Despite foot-dragging in Washington, D.C., cannabis legalization has been marching forward in recent years.

The U.S. House of Representatives made history in 2019 when it cleared the Secure and Fair Enforcement (SAFE) Banking Act.

A year later, it did the same with the Marijuana Opportunity Reinvestment and Expungement (MORE) Act.

But neither piece of legislation made it to the Senate floor.

Undeterred, representatives reintroduced both in Congress this year. There was plenty of optimism for passage since the Democrats control both chambers.

The SAFE Banking Act once again cleared the House with a 321-101 vote. And maybe even more importantly, more than half of House Republicans voted in support of the legislation.

The MORE Act is not only a sweeping social justice reform measure but also legislation that decriminalizes cannabis at the federal level. It would essentially do for cannabis what the 2018 Farm Bill did for hemp.

Additionally, it would free cannabis companies from the destructive  Section 280E of the federal tax code. Section 280E prevents marijuana businesses from taking deductions for ordinary business expenses.

The issue is there’s been another bill lurking in the shadows this year. And when the details of it were unveiled, investors weren’t quite sure what to do…

Dud on Arrival

Senate Majority Leader Chuck Schumer, Sen. Cory Booker and Sen. Ron Wyden have been working on their own cannabis legislation.

Back in April, I outlined what investors could expect from the trio

Schumer, Booker and Wyden each introduced a cannabis reform bill in the last legislative session. Schumer had the Marijuana Freedom and Opportunity Act, Booker introduced the Marijuana Justice Act, and Wyden introduced the Marijuana Revenue and Regulation Act.

It’s likely that the bill they’re currently working on together is a combination of the three.

Now, as I’ve stated before, I believe Congress will be making a change at the federal level this year and, at the very least, will alter the scheduling of cannabis in the Controlled Substances Act. That includes descheduling or rescheduling it to a much lower level.

Well, all three of the senators’ previous reform bills were specifically about removing cannabis from this act.

So it’s hard not to imagine their current confidential cannabis bill will look to do the same…

As I expected, the Cannabis Administration and Opportunity Act looks to remove cannabis from the Controlled Substances Act, ending the federal prohibition of marijuana. But it stops short of actually legalizing cannabis.

It would also enact several other elements…
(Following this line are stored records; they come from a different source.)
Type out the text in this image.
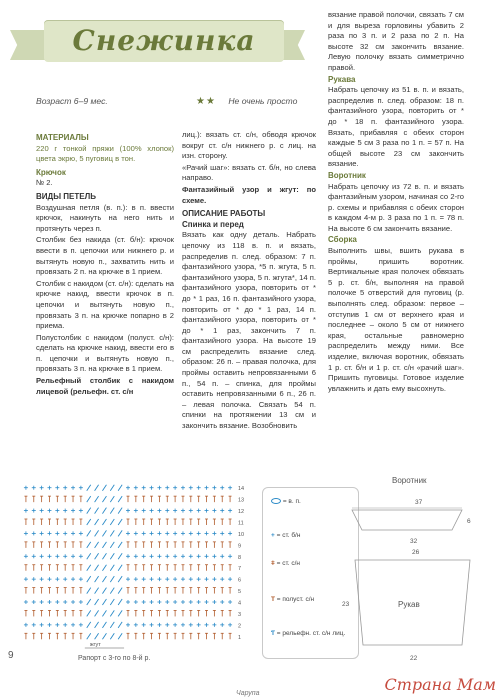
Снежинка
Возраст 6–9 мес.	★★ Не очень просто
МАТЕРИАЛЫ

220 г тонкой пряжи (100% хлопок) цвета экрю, 5 пуговиц в тон.

Крючок

№ 2.

ВИДЫ ПЕТЕЛЬ

Воздушная петля (в. п.): в п. ввести крючок, накинуть на него нить и протянуть через п.

Столбик без накида (ст. б/н): крючок ввести в п. цепочки или нижнего р. и вытянуть новую п., захватить нить и провязать 2 п. на крючке в 1 прием.

Столбик с накидом (ст. с/н): сделать на крючке накид, ввести крючок в п. цепочки и вытянуть новую п., провязать 3 п. на крючке попарно в 2 приема.

Полустолбик с накидом (полуст. с/н): сделать на крючке накид, ввести его в п. цепочки и вытянуть новую п., провязать 3 п. на крючке в 1 прием.

Рельефный столбик с накидом лицевой (рельефн. ст. с/н

лиц.): вязать ст. с/н, обводя крючок вокруг ст. с/н нижнего р. с лиц. на изн. сторону.

«Рачий шаг»: вязать ст. б/н, но слева направо.

Фантазийный узор и жгут: по схеме.

ОПИСАНИЕ РАБОТЫ
Спинка и перед

Вязать как одну деталь. Набрать цепочку из 118 в. п. и вязать, распределив п. след. образом: 7 п. фантазийного узора, *5 п. жгута, 5 п. фантазийного узора, 5 п. жгута*, 14 п. фантазийного узора, повторить от * до * 1 раз, 16 п. фантазийного узора, повторить от * до * 1 раз, 14 п. фантазийного узора, повторить от * до * 1 раз, закончить 7 п. фантазийного узора. На высоте 19 см распределить вязание след. образом: 26 п. – правая полочка, для проймы оставить непровязанными 6 п., 54 п. – спинка, для проймы оставить непровязанными 6 п., 26 п. – левая полочка. Связать 54 п. спинки на протяжении 13 см и закончить вязание. Возобновить

вязание правой полочки, связать 7 см и для выреза горловины убавить 2 раза по 3 п. и 2 раза по 2 п. На высоте 32 см закончить вязание. Левую полочку вязать симметрично правой.

Рукава

Набрать цепочку из 51 в. п. и вязать, распределив п. след. образом: 18 п. фантазийного узора, повторить от * до * 18 п. фантазийного узора. Вязать, прибавляя с обеих сторон каждые 5 см 3 раза по 1 п. = 57 п. На общей высоте 23 см закончить вязание.

Воротник

Набрать цепочку из 72 в. п. и вязать фантазийным узором, начиная со 2-го р. схемы и прибавляя с обеих сторон в каждом 4-м р. 3 раза по 1 п. = 78 п. На высоте 6 см закончить вязание.

Сборка

Выполнить швы, вшить рукава в проймы, пришить воротник. Вертикальные края полочек обвязать 5 р. ст. б/н, выполняя на правой полочке 5 отверстий для пуговиц (р. выполнять след. образом: первое – отступив 1 см от верхнего края и последнее – около 5 см от нижнего края, остальные равномерно распределить между ними. Все изделие, включая воротник, обвязать 1 р. ст. б/н и 1 р. ст. с/н «рачий шаг». Пришить пуговицы. Готовое изделие увлажнить и дать ему высохнуть.

1
2
3
4
5
6
7
8
9
10
11
12
13
14
жгут
Рапорт с 3-го по 8-й р.
= в. п.
+ = ст. б/н
ǂ = ст. с/н
T = полуст. с/н
Ƭ = рельефн. ст. с/н лиц.
Воротник
37
6
32
26
Рукав
23
22
9
Чарупа	Страна Мам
  • It would establish a minimum age of 21 to purchase cannabis products.
  • It would limit retail sales to no more than 10 ounces.
  • It proposes an excise tax on cannabis products, similar to those on alcohol and tobacco. The tax rate would start at 10% the first year and rise to 25% by year five.
  • Cannabis companies with less than $20 million in annual revenue would be eligible for a tax credit to reduce their burden by 50%.
  • It would allow for the expungement of federal records of nonviolent cannabis offenders.
  • It would move cannabis regulation from the Drug Enforcement Administration to the Food and Drug Administration.

So the initial reaction was quite positive. Shares of American multistate operators Cresco Labs (OTC: CRLBF), Curaleaf Holdings (OTC: CURLF), Green Thumb Industries (OTC: GTBIF), Trulieve Cannabis (OTC: TCNNF) and others spiked.
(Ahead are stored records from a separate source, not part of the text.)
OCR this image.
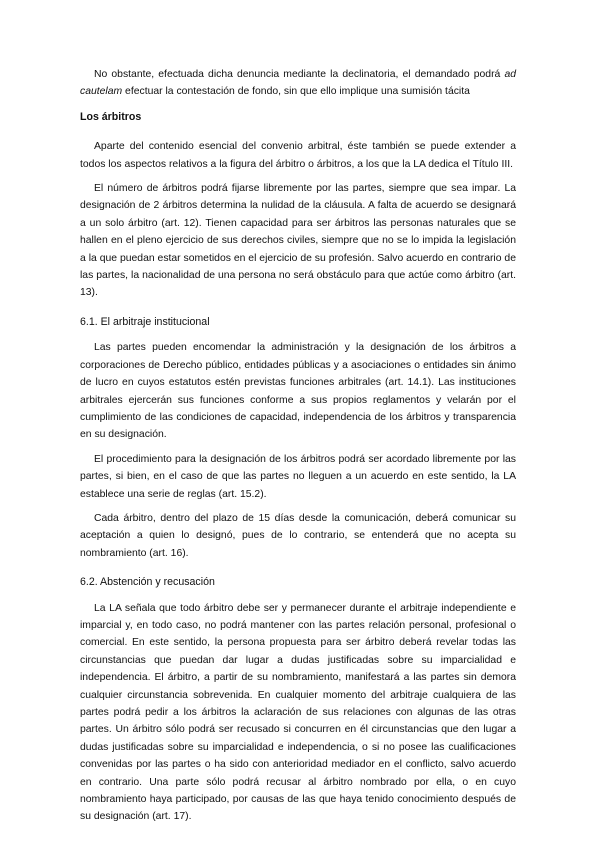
No obstante, efectuada dicha denuncia mediante la declinatoria, el demandado podrá ad cautelam efectuar la contestación de fondo, sin que ello implique una sumisión tácita

Los árbitros

Aparte del contenido esencial del convenio arbitral, éste también se puede extender a todos los aspectos relativos a la figura del árbitro o árbitros, a los que la LA dedica el Título III.

El número de árbitros podrá fijarse libremente por las partes, siempre que sea impar. La designación de 2 árbitros determina la nulidad de la cláusula. A falta de acuerdo se designará a un solo árbitro (art. 12). Tienen capacidad para ser árbitros las personas naturales que se hallen en el pleno ejercicio de sus derechos civiles, siempre que no se lo impida la legislación a la que puedan estar sometidos en el ejercicio de su profesión. Salvo acuerdo en contrario de las partes, la nacionalidad de una persona no será obstáculo para que actúe como árbitro (art. 13).

6.1. El arbitraje institucional

Las partes pueden encomendar la administración y la designación de los árbitros a corporaciones de Derecho público, entidades públicas y a asociaciones o entidades sin ánimo de lucro en cuyos estatutos estén previstas funciones arbitrales (art. 14.1). Las instituciones arbitrales ejercerán sus funciones conforme a sus propios reglamentos y velarán por el cumplimiento de las condiciones de capacidad, independencia de los árbitros y transparencia en su designación.

El procedimiento para la designación de los árbitros podrá ser acordado libremente por las partes, si bien, en el caso de que las partes no lleguen a un acuerdo en este sentido, la LA establece una serie de reglas (art. 15.2).

Cada árbitro, dentro del plazo de 15 días desde la comunicación, deberá comunicar su aceptación a quien lo designó, pues de lo contrario, se entenderá que no acepta su nombramiento (art. 16).

6.2. Abstención y recusación

La LA señala que todo árbitro debe ser y permanecer durante el arbitraje independiente e imparcial y, en todo caso, no podrá mantener con las partes relación personal, profesional o comercial. En este sentido, la persona propuesta para ser árbitro deberá revelar todas las circunstancias que puedan dar lugar a dudas justificadas sobre su imparcialidad e independencia. El árbitro, a partir de su nombramiento, manifestará a las partes sin demora cualquier circunstancia sobrevenida. En cualquier momento del arbitraje cualquiera de las partes podrá pedir a los árbitros la aclaración de sus relaciones con algunas de las otras partes. Un árbitro sólo podrá ser recusado si concurren en él circunstancias que den lugar a dudas justificadas sobre su imparcialidad e independencia, o si no posee las cualificaciones convenidas por las partes o ha sido con anterioridad mediador en el conflicto, salvo acuerdo en contrario. Una parte sólo podrá recusar al árbitro nombrado por ella, o en cuyo nombramiento haya participado, por causas de las que haya tenido conocimiento después de su designación (art. 17).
Then they began to tumble lower.

And today, the U.S. Marijuana Index is near its lowest levels of the year.

US Marijuana Index

So what happened?

After all the secrecy and promises, the Cannabis Administration and Opportunity Act doesn’t go far enough. It still leaves the power to legalize cannabis up to individual states.

Beyond that, it’s still in discussion draft form. That means a finalized version – if there ever is one – wouldn’t be introduced until later this year.
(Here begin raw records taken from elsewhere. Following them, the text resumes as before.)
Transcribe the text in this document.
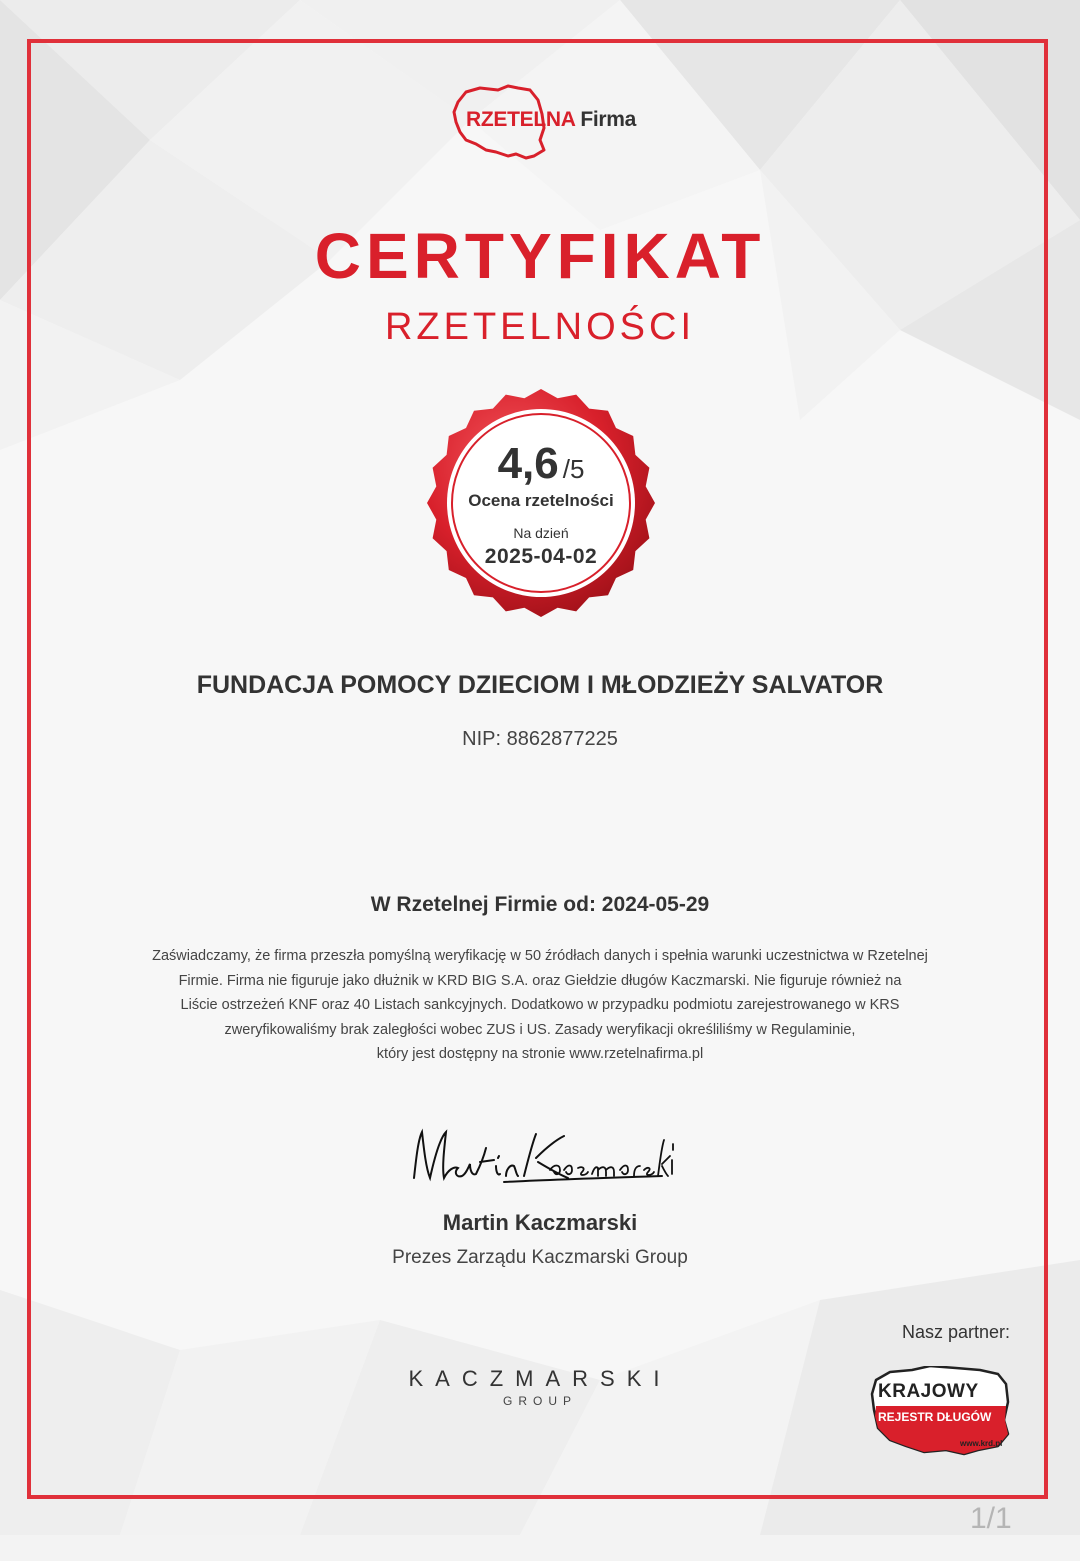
RZETELNA Firma
CERTYFIKAT
RZETELNOŚCI
4,6 /5
Ocena rzetelności
Na dzień
2025-04-02
FUNDACJA POMOCY DZIECIOM I MŁODZIEŻY SALVATOR
NIP: 8862877225
W Rzetelnej Firmie od: 2024-05-29
Zaświadczamy, że firma przeszła pomyślną weryfikację w 50 źródłach danych i spełnia warunki uczestnictwa w Rzetelnej
Firmie. Firma nie figuruje jako dłużnik w KRD BIG S.A. oraz Giełdzie długów Kaczmarski. Nie figuruje również na
Liście ostrzeżeń KNF oraz 40 Listach sankcyjnych. Dodatkowo w przypadku podmiotu zarejestrowanego w KRS
zweryfikowaliśmy brak zaległości wobec ZUS i US. Zasady weryfikacji określiliśmy w Regulaminie,
który jest dostępny na stronie www.rzetelnafirma.pl
Martin Kaczmarski
Prezes Zarządu Kaczmarski Group
Nasz partner:
KACZMARSKI
GROUP	KRAJOWY
REJESTR DŁUGÓW
www.krd.pl
1/1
Then there’s the issue with the Senate. The bill needs 60 votes to pass, and that would require convincing 10 Republicans to break rank – which, despite the fact that the majority of Americans are in favor of legalization, seems like a long shot at the moment.

But don’t lose hope.

The takeaway remains…

A change at the federal level is coming.

As has been the case since 1996, it may just take a little longer than we initially expected.